Bangui 4 avril 2022—(Ndjoni Sango) : L’opposition démocratique élargie, composée de la COD-2020, le MLPC et le patrie ont répondu le 2 avril 2022, au cours d’une conférence de presse, à leurs anciens amis qui ont refusé de boycotter le dialogue républicain.

L’opposition démocratique centrafricaine est actuellement divisée à cause de la tenue du dialogue républicain tenu le 21 au 27 mars 2022. L’appel au boycott de ces pourparlers n’est pas été suivi et respecté par certains leaders de l’opposition qui ont décidé de participer aux travaux de ce dialogue.

Le président du PNCN et ancien coordonnateur de la COD-2020, Cyriaque Gonda, a mis un accent particulier sur leur participation au dialogue républicain avec un résultat qu’il juge « positif » avec l’obtention de tous les points de revendications que l’opposition démocratique élargie avait porté audit dialogue. Lors de cette conférence, les opposants ayant pris au dialogue ont lancé des coups de gueule à leurs collègues qui refusent d’y participer.

La réponse ne se fait pas attendre, le porte-parole de l’opposition élargie, Me Nicolas Tiangaye, a dit qu’aucun parti ou individu ne peut prétendre la représenter aux travaux du dialogue, faute de mandat. « Les gesticulations d’agitateurs n’ayant aucune légitimité pour parler au nom de l’opposition démocratique au dialogue républicain n’engagent que leurs auteurs », a-t-il déclaré.

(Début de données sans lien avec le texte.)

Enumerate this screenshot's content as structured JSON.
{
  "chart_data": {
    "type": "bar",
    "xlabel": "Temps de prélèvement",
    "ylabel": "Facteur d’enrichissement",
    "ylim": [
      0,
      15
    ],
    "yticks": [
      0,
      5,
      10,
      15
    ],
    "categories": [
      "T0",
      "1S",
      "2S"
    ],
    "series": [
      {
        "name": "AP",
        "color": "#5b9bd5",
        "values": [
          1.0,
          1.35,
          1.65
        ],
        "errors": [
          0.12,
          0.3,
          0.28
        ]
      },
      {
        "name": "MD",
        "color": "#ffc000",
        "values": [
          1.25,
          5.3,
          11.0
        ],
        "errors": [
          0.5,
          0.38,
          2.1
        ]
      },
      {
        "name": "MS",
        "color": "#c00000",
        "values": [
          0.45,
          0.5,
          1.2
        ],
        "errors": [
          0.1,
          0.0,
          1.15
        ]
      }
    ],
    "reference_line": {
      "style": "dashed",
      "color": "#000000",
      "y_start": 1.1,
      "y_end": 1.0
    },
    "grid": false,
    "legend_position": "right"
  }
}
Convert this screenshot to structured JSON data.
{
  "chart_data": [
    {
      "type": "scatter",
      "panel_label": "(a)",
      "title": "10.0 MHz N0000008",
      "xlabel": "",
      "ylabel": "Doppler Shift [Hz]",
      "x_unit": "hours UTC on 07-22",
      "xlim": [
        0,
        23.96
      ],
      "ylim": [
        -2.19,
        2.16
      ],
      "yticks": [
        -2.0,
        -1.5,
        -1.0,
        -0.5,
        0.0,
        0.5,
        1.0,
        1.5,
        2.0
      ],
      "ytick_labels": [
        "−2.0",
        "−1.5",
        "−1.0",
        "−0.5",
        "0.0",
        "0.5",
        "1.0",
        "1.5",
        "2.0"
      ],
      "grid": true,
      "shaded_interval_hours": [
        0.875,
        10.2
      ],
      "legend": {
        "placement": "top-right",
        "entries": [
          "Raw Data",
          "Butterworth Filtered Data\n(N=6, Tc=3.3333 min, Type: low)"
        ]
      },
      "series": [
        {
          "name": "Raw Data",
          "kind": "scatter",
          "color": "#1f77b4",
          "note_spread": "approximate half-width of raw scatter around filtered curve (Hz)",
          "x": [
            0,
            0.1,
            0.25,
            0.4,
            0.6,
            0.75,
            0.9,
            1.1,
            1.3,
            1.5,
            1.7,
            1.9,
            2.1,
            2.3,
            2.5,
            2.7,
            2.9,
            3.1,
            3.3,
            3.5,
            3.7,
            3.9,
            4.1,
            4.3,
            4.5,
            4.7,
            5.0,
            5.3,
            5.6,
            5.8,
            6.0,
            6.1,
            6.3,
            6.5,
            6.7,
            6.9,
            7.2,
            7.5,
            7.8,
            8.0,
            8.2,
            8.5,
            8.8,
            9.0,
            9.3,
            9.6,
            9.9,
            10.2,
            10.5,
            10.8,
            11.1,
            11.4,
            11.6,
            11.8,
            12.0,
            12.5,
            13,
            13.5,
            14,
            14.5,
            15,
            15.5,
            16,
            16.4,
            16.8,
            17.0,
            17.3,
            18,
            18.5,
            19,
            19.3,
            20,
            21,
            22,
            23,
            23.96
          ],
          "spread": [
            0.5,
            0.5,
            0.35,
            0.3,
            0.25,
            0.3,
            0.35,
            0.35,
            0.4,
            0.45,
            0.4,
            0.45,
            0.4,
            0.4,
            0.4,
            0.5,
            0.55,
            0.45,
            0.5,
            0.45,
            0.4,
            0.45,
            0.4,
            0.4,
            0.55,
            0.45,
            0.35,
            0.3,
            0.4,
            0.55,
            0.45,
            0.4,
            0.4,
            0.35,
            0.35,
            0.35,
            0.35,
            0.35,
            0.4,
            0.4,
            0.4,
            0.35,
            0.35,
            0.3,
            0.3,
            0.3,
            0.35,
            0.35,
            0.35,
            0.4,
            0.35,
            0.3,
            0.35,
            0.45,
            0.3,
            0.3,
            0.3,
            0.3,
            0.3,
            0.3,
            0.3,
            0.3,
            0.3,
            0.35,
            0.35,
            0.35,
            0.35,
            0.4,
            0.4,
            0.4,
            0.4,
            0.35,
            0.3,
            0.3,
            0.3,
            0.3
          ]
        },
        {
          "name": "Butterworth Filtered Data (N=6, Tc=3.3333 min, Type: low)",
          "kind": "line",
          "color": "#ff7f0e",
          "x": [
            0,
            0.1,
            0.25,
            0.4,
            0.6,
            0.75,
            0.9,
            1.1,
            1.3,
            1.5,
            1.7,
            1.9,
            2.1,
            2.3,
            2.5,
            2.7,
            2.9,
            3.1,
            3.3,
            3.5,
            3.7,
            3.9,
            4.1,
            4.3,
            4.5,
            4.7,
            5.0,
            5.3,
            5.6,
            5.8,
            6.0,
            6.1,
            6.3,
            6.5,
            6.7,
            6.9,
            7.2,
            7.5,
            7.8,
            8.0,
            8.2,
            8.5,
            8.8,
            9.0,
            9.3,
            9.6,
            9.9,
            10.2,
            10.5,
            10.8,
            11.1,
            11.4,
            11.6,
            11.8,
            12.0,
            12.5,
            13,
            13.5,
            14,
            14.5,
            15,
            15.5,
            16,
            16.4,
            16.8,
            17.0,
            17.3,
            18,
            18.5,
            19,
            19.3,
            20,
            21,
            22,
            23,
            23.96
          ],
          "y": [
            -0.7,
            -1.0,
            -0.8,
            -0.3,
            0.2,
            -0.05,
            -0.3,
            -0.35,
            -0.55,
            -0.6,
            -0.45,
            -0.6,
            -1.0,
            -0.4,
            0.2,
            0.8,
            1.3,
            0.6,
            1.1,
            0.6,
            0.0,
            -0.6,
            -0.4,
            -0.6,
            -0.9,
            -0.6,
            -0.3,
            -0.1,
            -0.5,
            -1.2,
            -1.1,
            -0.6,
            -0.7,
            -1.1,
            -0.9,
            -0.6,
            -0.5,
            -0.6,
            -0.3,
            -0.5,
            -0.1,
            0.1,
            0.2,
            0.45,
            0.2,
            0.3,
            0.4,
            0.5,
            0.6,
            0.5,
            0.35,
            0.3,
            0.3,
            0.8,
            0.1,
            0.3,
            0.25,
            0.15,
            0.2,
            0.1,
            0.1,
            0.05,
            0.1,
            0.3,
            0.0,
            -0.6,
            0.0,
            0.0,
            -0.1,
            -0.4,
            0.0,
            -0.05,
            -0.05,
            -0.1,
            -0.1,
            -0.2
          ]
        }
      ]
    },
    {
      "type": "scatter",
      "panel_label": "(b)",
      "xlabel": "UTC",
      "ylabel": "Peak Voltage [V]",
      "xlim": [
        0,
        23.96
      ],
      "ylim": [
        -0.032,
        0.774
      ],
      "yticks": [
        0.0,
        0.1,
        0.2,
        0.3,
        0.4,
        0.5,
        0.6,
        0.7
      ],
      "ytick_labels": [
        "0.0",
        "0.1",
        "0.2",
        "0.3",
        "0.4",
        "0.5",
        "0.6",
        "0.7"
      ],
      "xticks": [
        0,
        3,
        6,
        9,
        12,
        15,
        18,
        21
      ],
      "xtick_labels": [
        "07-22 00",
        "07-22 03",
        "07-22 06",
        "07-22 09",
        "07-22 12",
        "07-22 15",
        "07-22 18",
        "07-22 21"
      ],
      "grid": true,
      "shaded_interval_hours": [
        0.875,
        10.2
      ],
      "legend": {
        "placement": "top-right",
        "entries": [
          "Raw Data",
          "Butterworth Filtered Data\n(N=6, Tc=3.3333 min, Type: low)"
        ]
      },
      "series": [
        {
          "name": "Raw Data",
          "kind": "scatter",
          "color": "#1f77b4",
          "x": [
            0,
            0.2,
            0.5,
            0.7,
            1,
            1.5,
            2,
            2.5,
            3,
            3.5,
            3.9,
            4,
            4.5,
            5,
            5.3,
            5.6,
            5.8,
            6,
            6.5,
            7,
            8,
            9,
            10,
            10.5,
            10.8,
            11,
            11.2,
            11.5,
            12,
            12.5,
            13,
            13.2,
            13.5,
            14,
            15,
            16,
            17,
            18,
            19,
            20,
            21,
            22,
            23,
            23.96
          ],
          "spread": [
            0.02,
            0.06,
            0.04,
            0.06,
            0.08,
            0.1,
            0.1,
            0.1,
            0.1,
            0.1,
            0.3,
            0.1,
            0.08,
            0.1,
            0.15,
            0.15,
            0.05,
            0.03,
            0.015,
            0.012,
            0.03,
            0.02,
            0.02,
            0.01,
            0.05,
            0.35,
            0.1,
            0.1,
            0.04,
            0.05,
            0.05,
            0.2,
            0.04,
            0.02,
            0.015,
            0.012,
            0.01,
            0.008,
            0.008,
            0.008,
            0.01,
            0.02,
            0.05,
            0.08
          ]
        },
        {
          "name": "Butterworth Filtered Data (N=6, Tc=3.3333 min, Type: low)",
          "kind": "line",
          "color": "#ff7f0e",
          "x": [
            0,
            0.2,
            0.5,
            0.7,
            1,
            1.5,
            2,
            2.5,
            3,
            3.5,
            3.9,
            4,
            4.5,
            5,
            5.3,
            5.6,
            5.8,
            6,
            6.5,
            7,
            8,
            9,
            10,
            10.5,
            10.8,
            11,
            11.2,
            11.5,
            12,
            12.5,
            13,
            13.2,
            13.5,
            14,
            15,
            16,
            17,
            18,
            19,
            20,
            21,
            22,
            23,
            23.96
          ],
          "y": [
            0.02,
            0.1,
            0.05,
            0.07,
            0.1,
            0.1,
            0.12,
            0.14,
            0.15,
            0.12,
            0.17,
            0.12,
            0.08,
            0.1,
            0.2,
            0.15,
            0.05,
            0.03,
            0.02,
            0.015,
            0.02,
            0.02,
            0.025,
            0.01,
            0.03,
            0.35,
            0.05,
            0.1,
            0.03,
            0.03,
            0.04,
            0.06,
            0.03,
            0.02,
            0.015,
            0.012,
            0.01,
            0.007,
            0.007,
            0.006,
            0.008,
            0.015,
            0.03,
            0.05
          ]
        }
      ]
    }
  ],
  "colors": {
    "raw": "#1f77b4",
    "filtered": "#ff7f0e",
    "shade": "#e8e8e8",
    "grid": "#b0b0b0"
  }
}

Les raisons de ce boycott par l’opposition élargie découlent du refus d’intégrer dans l’agenda et les documents de travail les thématiques « pertinentes » entre autres, l’inclusivité avec la participation des groupes armés protagonistes de la crise et responsables de l’insécurité généralisée dans le pays, les réformes structurantes des institutions républicaines notamment, l’Autorité Nationale des Elections (ANE) et la Cour constitutionnelle chargées de la gestion et de régulation des élections et la nécessité d’un accord politique sanctionnant un consensus national sur les recommandations et les résolutions avec effet exécutoire immédiat.